A sample of 1,420 people might sound plenty, but not when you have hundreds of lifestyle variables that might possibly affect someone’s health. The authors of the study have tried to adjust their results for a number of factors, such as sex, education, socio-economic background, BMI, and smoking. But when you do that, you are not going to have large numbers of, say, university-educated women who have professional jobs, have a BMI of 35, smoke 20 a day, and live in a council house.

Moreover, there will be other factors that the study has failed to take into account. Are the private renters, for example, more likely to live urban-based lifestyles, where they are exposed to more traffic fumes, have more stressful jobs, go out clubbing, and take more recreational drugs, and so on? Possibly, but there is little way of telling from the data. Nor is the tenure of someone’s housing much of a guide in itself to someone’s living conditions. There might be some lousy, mould-speckled privately-rented housing out there, but there is also some pretty dreadful social housing and privately-owned housing, too. Similarly, there might be plenty of private renters who are living in financial insecurity, worrying about being able to pay the rent or being thrown out of their homes, but there are also plenty of homeowners worried about paying the mortgage and social housing tenants worried about being stuck on estates controlled by drug-dealers. Again, the data used in this study tells us little about any of this.

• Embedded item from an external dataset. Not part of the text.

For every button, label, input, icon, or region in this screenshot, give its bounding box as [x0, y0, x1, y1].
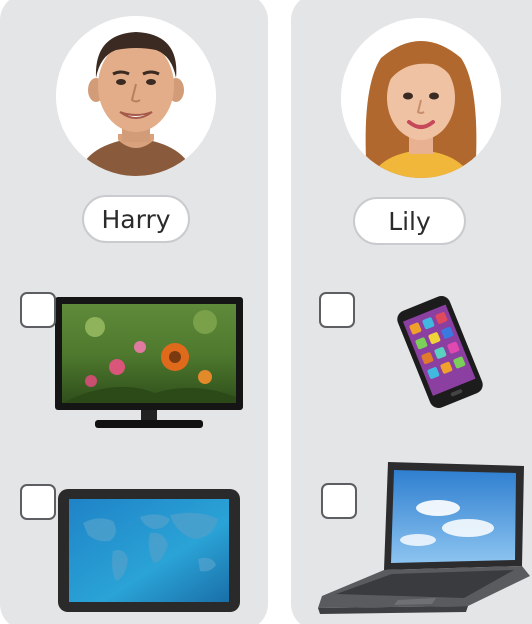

An unheated home in Britain is going to be a pretty damp one in winter

If you are going to draw sensible conclusions from epidemiological studies you need very large samples. The British Doctors’ Study which first established the link between smoking and lung cancer, for example, involved 60,000 people. Try to make something out of a sample of 1,400 people, and you are bound to end up with perverse correlations such as that linking damp to a slower rate of ageing. The authors try to explain that particular finding away, not very convincingly, by suggesting that people who normally heat their homes are more likely to complain of condensation in cold weather. An unheated home in Britain is going to be a pretty damp one in winter.

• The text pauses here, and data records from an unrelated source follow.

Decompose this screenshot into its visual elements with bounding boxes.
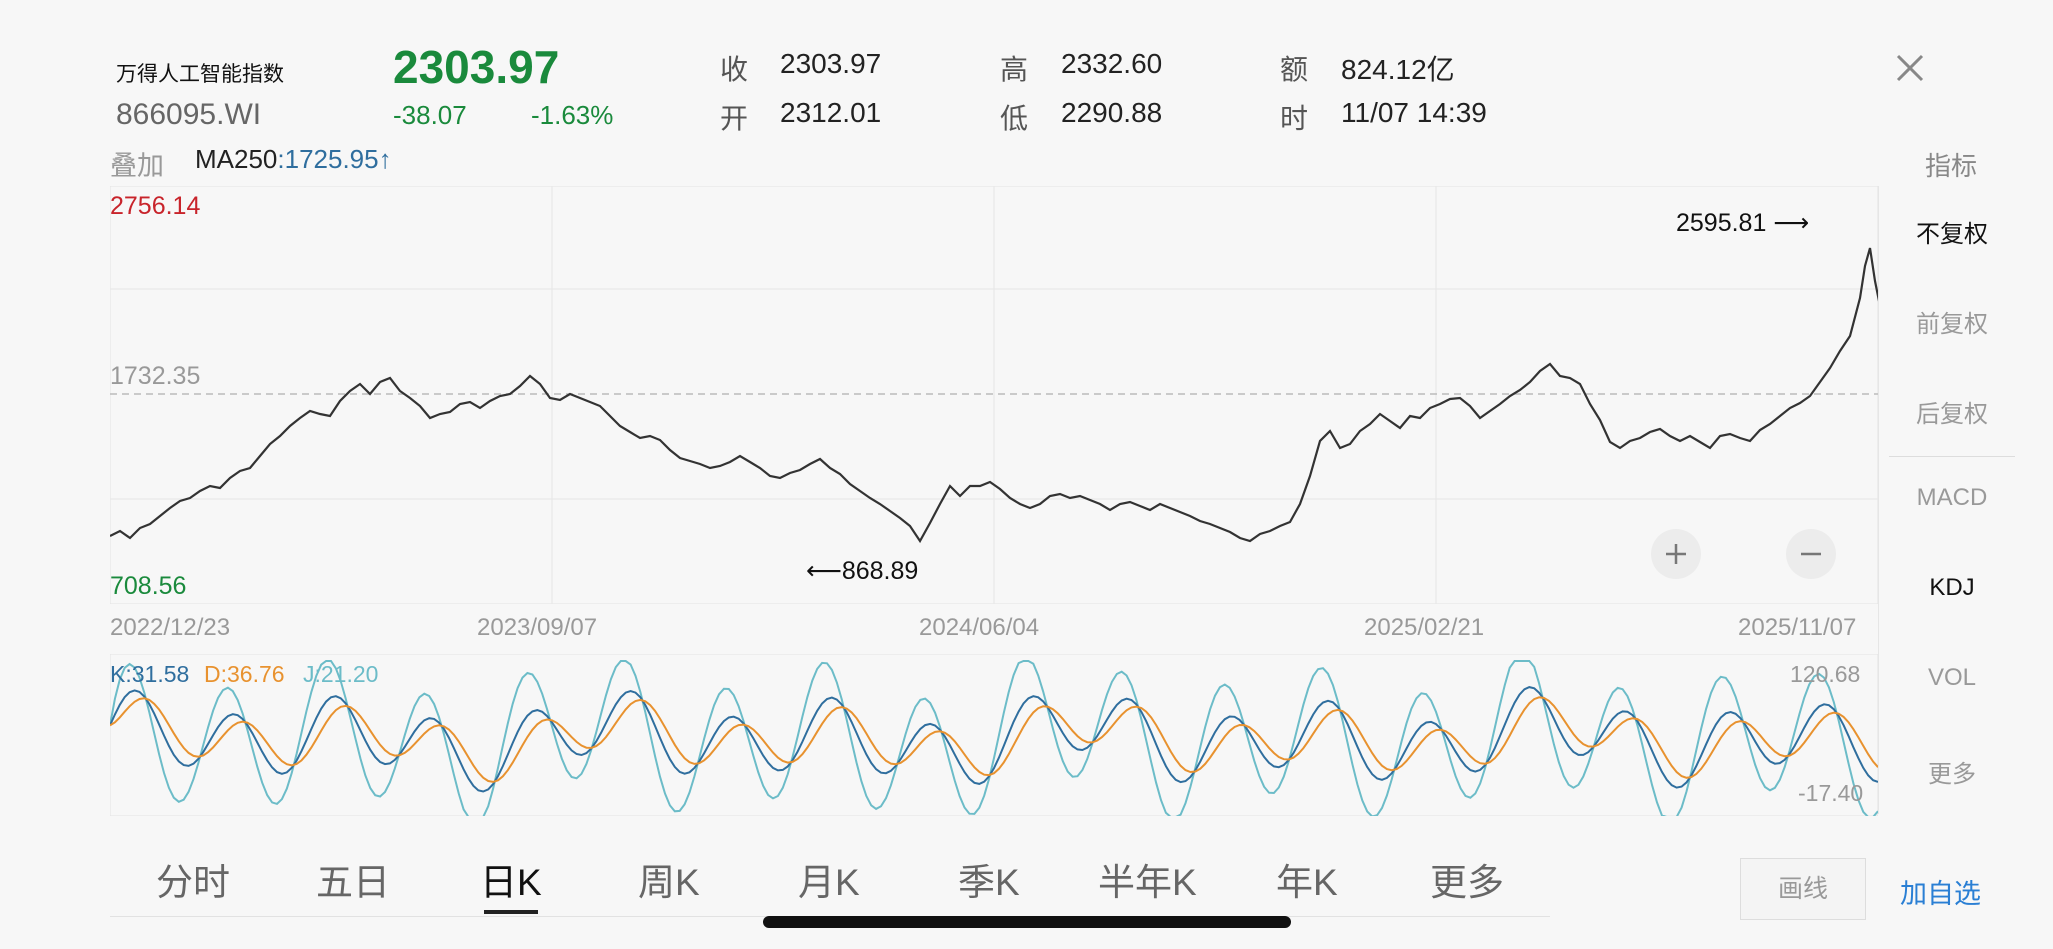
price-max-label: 2756.14 [110,192,201,220]
open-label: 开 [720,103,749,134]
kdj-d-label: D:36.76 [204,661,285,687]
zoom-out-button[interactable] [1786,529,1836,579]
time-value: 11/07 14:39 [1341,97,1487,128]
date-label: 2025/11/07 [1738,614,1857,641]
amount-label: 额 [1280,54,1309,85]
tab-daily-k[interactable]: 日K [480,852,542,906]
side-item-macd[interactable]: MACD [1879,484,2025,512]
indicator-header[interactable]: 指标 [1925,146,1977,183]
tab-quarterly-k[interactable]: 季K [958,852,1020,906]
ma250-label: MA250 [195,144,278,174]
side-item-more[interactable]: 更多 [1879,754,2025,789]
ma250-value: :1725.95 [277,144,379,174]
price-mid-label: 1732.35 [110,362,201,390]
tab-weekly-k[interactable]: 周K [638,852,700,906]
tab-intraday[interactable]: 分时 [156,852,230,906]
kdj-top-label: 120.68 [1790,661,1861,687]
low-value: 2290.88 [1061,97,1163,128]
high-label: 高 [1000,54,1029,85]
arrow-up-icon: ↑ [378,144,392,174]
side-item-forward-adjust[interactable]: 前复权 [1879,304,2025,339]
draw-line-button[interactable]: 画线 [1740,858,1866,920]
low-label: 低 [1000,103,1029,134]
side-divider [1889,456,2015,457]
kdj-j-label: J:21.20 [303,661,379,687]
low-annotation: ⟵868.89 [806,557,919,585]
price-change: -38.07 [393,100,467,130]
date-label: 2023/09/07 [477,614,598,641]
close-icon [1896,54,1924,82]
close-button[interactable] [1890,48,1930,88]
side-item-kdj[interactable]: KDJ [1879,574,2025,602]
tab-more[interactable]: 更多 [1430,852,1504,906]
date-label: 2025/02/21 [1364,614,1485,641]
price-chart[interactable] [110,186,1878,604]
plus-icon [1666,544,1686,564]
price-min-label: 708.56 [110,572,187,600]
time-label: 时 [1280,103,1309,134]
kdj-k-label: K:31.58 [110,661,190,687]
overlay-button[interactable]: 叠加 [110,144,164,183]
tab-half-year-k[interactable]: 半年K [1098,852,1197,906]
side-panel: 不复权 前复权 后复权 MACD KDJ VOL 更多 [1878,186,2025,814]
zoom-in-button[interactable] [1651,529,1701,579]
tab-five-day[interactable]: 五日 [316,852,390,906]
side-item-vol[interactable]: VOL [1879,664,2025,692]
tab-yearly-k[interactable]: 年K [1276,852,1338,906]
open-value: 2312.01 [780,97,882,128]
add-watchlist-button[interactable]: 加自选 [1900,872,1981,911]
date-label: 2022/12/23 [110,614,231,641]
kdj-bottom-label: -17.40 [1798,780,1864,806]
high-value: 2332.60 [1061,48,1163,79]
ma250-indicator: MA250:1725.95↑ [195,144,392,175]
side-item-backward-adjust[interactable]: 后复权 [1879,394,2025,429]
home-indicator [763,916,1291,928]
active-tab-indicator [484,910,538,914]
tab-monthly-k[interactable]: 月K [798,852,860,906]
amount-value: 824.12亿 [1341,54,1455,85]
high-annotation: 2595.81 ⟶ [1676,209,1810,237]
index-name: 万得人工智能指数 [116,63,284,86]
close-value: 2303.97 [780,48,882,79]
side-item-no-adjust[interactable]: 不复权 [1879,214,2025,249]
date-label: 2024/06/04 [919,614,1040,641]
minus-icon [1801,552,1821,556]
index-code: 866095.WI [116,98,262,131]
price-change-pct: -1.63% [531,100,614,130]
current-price: 2303.97 [393,41,560,93]
close-label: 收 [720,54,749,85]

By the way, I have no axe to grind because I am on the side of those who argue that the UK housing market is a disaster; that it has condemned many people to live in privately-rented housing when they would really like to own their home. It is just that when you see the quality of some of the studies, even peer-reviewed ones, cited in favour of one political policy over another you really do begin to wonder whether we ask enough questions about what gets pumped out by universities.